I think you are right to say if there is only mild toxicity signs then dose escalation is complete by late July but all the patients for that part will have been recruited by then. If there are grade 2 or 3 toxicities different rules apply and the trial might recruit more patients at the same dose so it takes longer to get to the end.
scarlet1967 wrote: If they are applying the modified accelerated dose escalation(speeding up the trial and not exposing extra patients unnecessarily to low dosage of the drug) with no sign of toxicity by now the first patient should have reached the third dose level of 120 mg/m2, as for Spartrap if they keep going with no toxicity they could reach a maximum dosage of 560 mg/m2 by end of July which is well above the therapeutic level and the ideal(but not highly likely) scenario failing that if and when toxicity is shown they will use a dosage slightly below the MTD for the first patient and start the 3+3 conventional design trial on patients with the data in hand.
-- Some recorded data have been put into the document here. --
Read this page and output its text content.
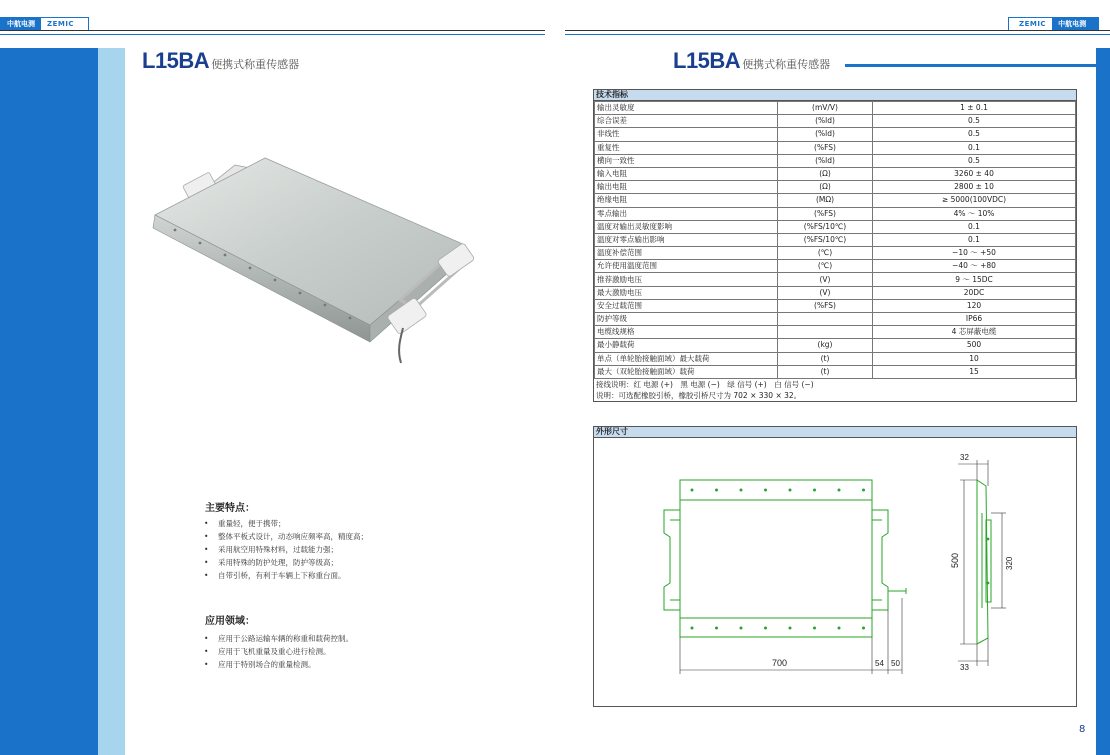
中航电测	ZEMIC	ZEMIC	中航电测
L15BA 便携式称重传感器
主要特点：
• 重量轻，便于携带；
• 整体平板式设计，动态响应频率高，精度高；
• 采用航空用特殊材料，过载能力强；
• 采用特殊的防护处理，防护等级高；
• 自带引桥，有利于车辆上下称重台面。
应用领域：
• 应用于公路运输车辆的称重和载荷控制。
• 应用于飞机重量及重心进行检测。
• 应用于特别场合的重量检测。
L15BA 便携式称重传感器
技术指标
输出灵敏度	(mV/V)	1 ± 0.1
综合误差	(%ld)	0.5
非线性	(%ld)	0.5
重复性	(%FS)	0.1
横向一致性	(%ld)	0.5
输入电阻	(Ω)	3260 ± 40
输出电阻	(Ω)	2800 ± 10
绝缘电阻	(MΩ)	≥ 5000(100VDC)
零点输出	(%FS)	4% ～ 10%
温度对输出灵敏度影响	(%FS/10℃)	0.1
温度对零点输出影响	(%FS/10℃)	0.1
温度补偿范围	(℃)	−10 ～ +50
允许使用温度范围	(℃)	−40 ～ +80
推荐激励电压	(V)	9 ～ 15DC
最大激励电压	(V)	20DC
安全过载范围	(%FS)	120
防护等级		IP66
电缆线规格		4 芯屏蔽电缆
最小静载荷	(kg)	500
单点（单轮胎接触面域）最大载荷	(t)	10
最大（双轮胎接触面域）载荷	(t)	15
接线说明：红 电源 (+)　黑 电源 (−)　绿 信号 (+)　白 信号 (−)
说明：可选配橡胶引桥，橡胶引桥尺寸为 702 × 330 × 32。
外形尺寸
700	54 50
32
33
500	320
8
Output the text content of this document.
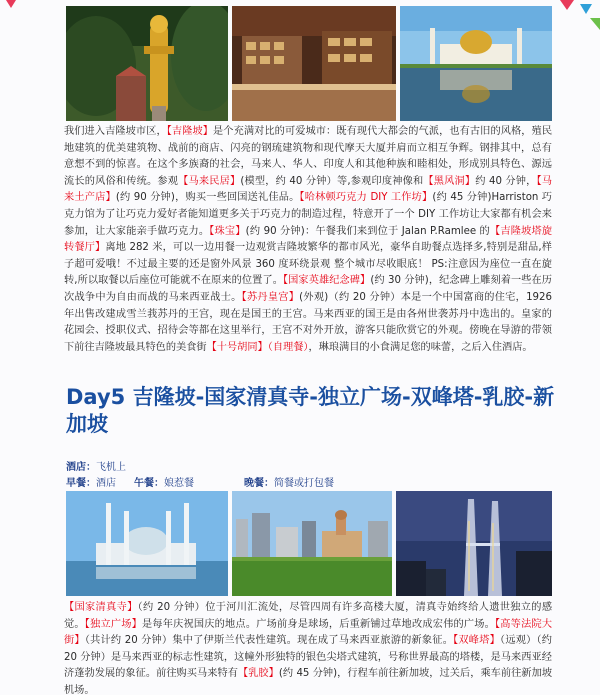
我们进入吉隆坡市区，【吉隆坡】是个充满对比的可爱城市：既有现代大都会的气派，也有古旧的风格，殖民地建筑的优美建筑物、战前的商店、闪亮的钢琉建筑物和现代摩天大厦并肩而立相互争辉。钢排其中，总有意想不到的惊喜。在这个多族裔的社会，马来人、华人、印度人和其他种族和睦相处，形成别具特色、源远流长的风俗和传统。参观【马来民居】(模型，约 40 分钟）等,参观印度神像和【黑风洞】约 40 分钟，【马来土产店】(约 90 分钟)，购买一些回国送礼佳品。【哈林顿巧克力 DIY 工作坊】(约 45 分钟)Harriston 巧克力馆为了让巧克力爱好者能知道更多关于巧克力的制造过程，特意开了一个 DIY 工作坊让大家都有机会来参加，让大家能亲手做巧克力。【珠宝】(约 90 分钟)：午餐我们来到位于 Jalan P.Ramlee 的【吉隆坡塔旋转餐厅】离地 282 米，可以一边用餐一边观赏吉隆坡繁华的都市风光，豪华自助餐点选择多,特别是甜品,样子超可爱哦！不过最主要的还是窗外风景 360 度环绕景观 整个城市尽收眼底！ PS:注意因为座位一直在旋转,所以取餐以后座位可能就不在原来的位置了。【国家英雄纪念碑】(约 30 分钟)，纪念碑上雕刻着一些在历次战争中为自由而战的马来西亚战士。【苏丹皇宫】(外观)（约 20 分钟）本是一个中国富商的住宅，1926 年出售改建成雪兰莪苏丹的王宫，现在是国王的王宫。马来西亚的国王是由各州世袭苏丹中选出的。皇家的花园会、授职仪式、招待会等都在这里举行，王宫不对外开放，游客只能欣赏它的外观。傍晚在导游的带领下前往吉隆坡最具特色的美食街【十号胡同】（自理餐），琳琅满目的小食满足您的味蕾，之后入住酒店。

Day5 吉隆坡-国家清真寺-独立广场-双峰塔-乳胶-新加坡

酒店：飞机上
早餐：酒店 午餐：娘惹餐	晚餐：简餐或打包餐

【国家清真寺】（约 20 分钟）位于河川汇流处，尽管四周有许多高楼大厦，清真寺始终给人遗世独立的感觉。【独立广场】是每年庆祝国庆的地点。广场前身是球场，后重新铺过草地改成宏伟的广场。【高等法院大街】（共计约 20 分钟）集中了伊斯兰代表性建筑。现在成了马来西亚旅游的新象征。【双峰塔】（远观）（约20 分钟）是马来西亚的标志性建筑，这幢外形独特的银色尖塔式建筑，号称世界最高的塔楼，是马来西亚经济蓬勃发展的象征。前往购买马来特有【乳胶】(约 45 分钟)，行程车前往新加坡，过关后，乘车前往新加坡机场。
The only problem again based on what has been said elsewhere is if the first patient had sort1 negative cancer when they try it on sort1 positive patients they could possibly show severe adverse symptoms. I agree these well-established centers which are running multiple trials probably won’t be as enthusiastic as the Gettysburg clinic re the results one can only hope the company feed the market if and when the results are positive.
Wino115 wrote: I'm still curious if we're just at 1 patient or there's more. Given those clinics are huge and well-known centers doing hundreds of trials, I doubt we'll see the level of excitement expressed by good Dr. Shah in Gettysburg. Hopefully we get a follow-up from them or the local paper in a few months.
scarlet1967 wrote: That's correct if you go to their main website and search for clinical trials then choose cancer you get to the link I posted earlier. They have many locations I believe that link possibly shows the trials for all the locations.
Wino115 wrote: Isn't Cedars Sinai in LA the third?
scarlet1967 wrote: I will be delighted if you or anyone else beat me re good news:)
Hopefully the company itself start communicating the good news more often on well followed platforms.
qwerty22 wrote: I've been doing the same.
It annoyed me that you beat me to seeing the trial appear on the md Anderson website :)
scarlet1967 wrote:
Cancer
Cancer
Find a Karmanos Clinical Trial
These are the other two cancer clinics although it’s early in the process I periodically check their site in case TH1902 shows up.
Both centres seem to be well resourced.